A recent study demonstrated a significant correlation between iron overload in the liver and pulmonary artery systolic pressure independent of LV filling pressures [25]. Though this study had made no data with regard to iron overload in the liver, a significant association between higher ferritin levels and increase in pulmonary artery systolic pressure and higher jet velocity of tricuspid regurgitation was found. The use of serum ferritin to monitor iron overload is inexpensive and accessible. In TI, serum ferritin assays may underestimate the actual iron load and liver iron concentration (LIC) is more reliable, though invasive [26].

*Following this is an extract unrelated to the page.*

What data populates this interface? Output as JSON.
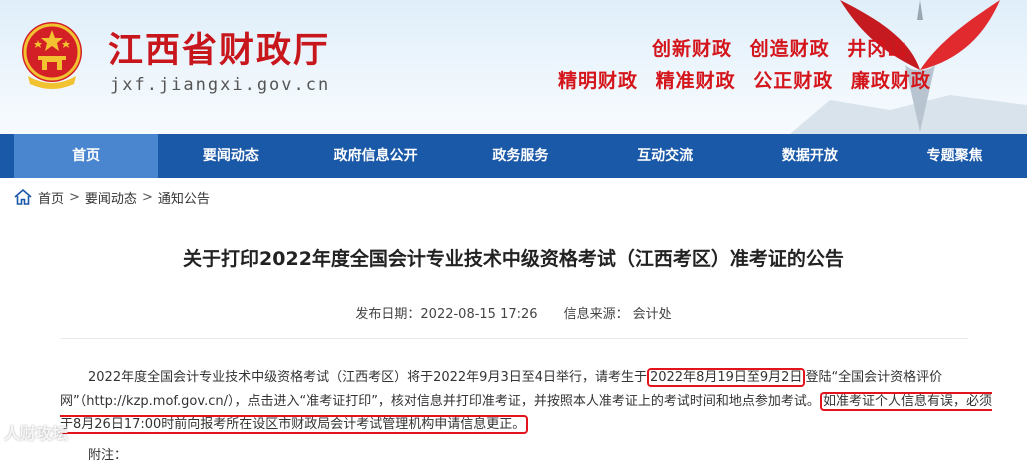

Managing TI patients with cardiac involvement and PHT, regular transfusion and iron chelation therapy is indicated even without evidence of cardiac siderosis. This suggests that TI patients may still be at risk for iron related cardiac dysfunction through exposure to non-transferrin bound iron [27, 28]. However, only 25% of the studied patients did receive regular blood transfusion, and even among patients with cardiac manifestations only few cases received iron chelation therapy. Sildenafil has been successfully used to treat PHT. However, none of the patients have had received the drug [29]. Hydroxycarbamide may be administered in TI patients in order to minimize, or even obviate, the need for regular transfusions and concomitant iron overload, and eventually minimize the cardiac involvement. Again, only a few cases have been receiving the drug, and with fair outcome and compliance [30].

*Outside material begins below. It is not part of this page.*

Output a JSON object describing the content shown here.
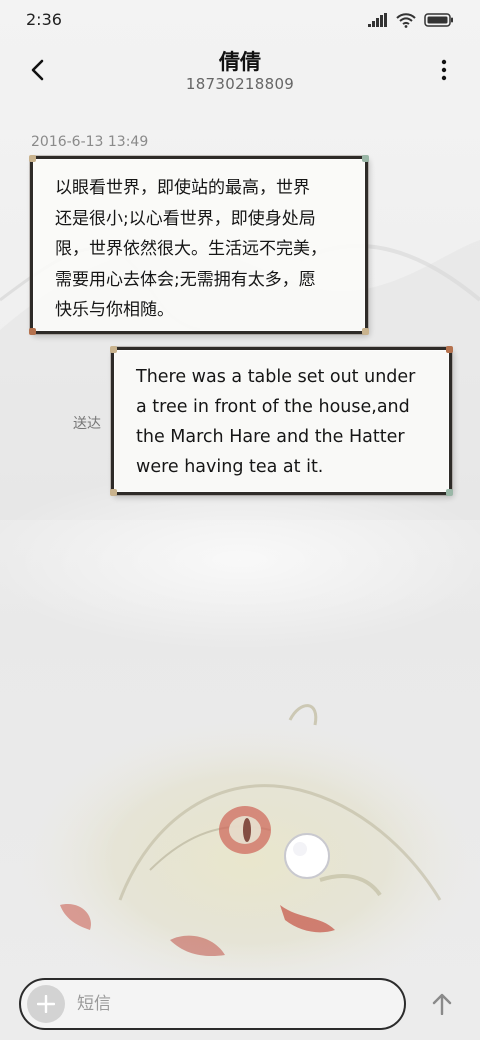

The main limitations of this study, which is, to my best knowledge, the first attempt conducted in Iraq on echocardiographic evaluation of TI, include reliance on conventional echocardiography. Other diagnostic tools, such as tissue doppler, speckled tracking echocardiography, cardiac catheterization, and cardiac MRI, were not accessible. The studied sample is relatively small to generalize the outcomes, though it resulted in a correlation between accumulative changes in the clinical characteristics and echocardiographic parameters.

Conclusions

Conventional echocardiography for TI cases is a useful tool for preliminary evaluation of cardiac status. It could uncover many cardiac abnormalities that possibly complicate TI. The abnormalities and the underlying pathophysiology could be targeted in the future.

Authors’ information

The author is a senior cardiologist at Duhok heart center and teaches cardiology at Department of Medicine, University of Duhok, Iraqi Kurdistan.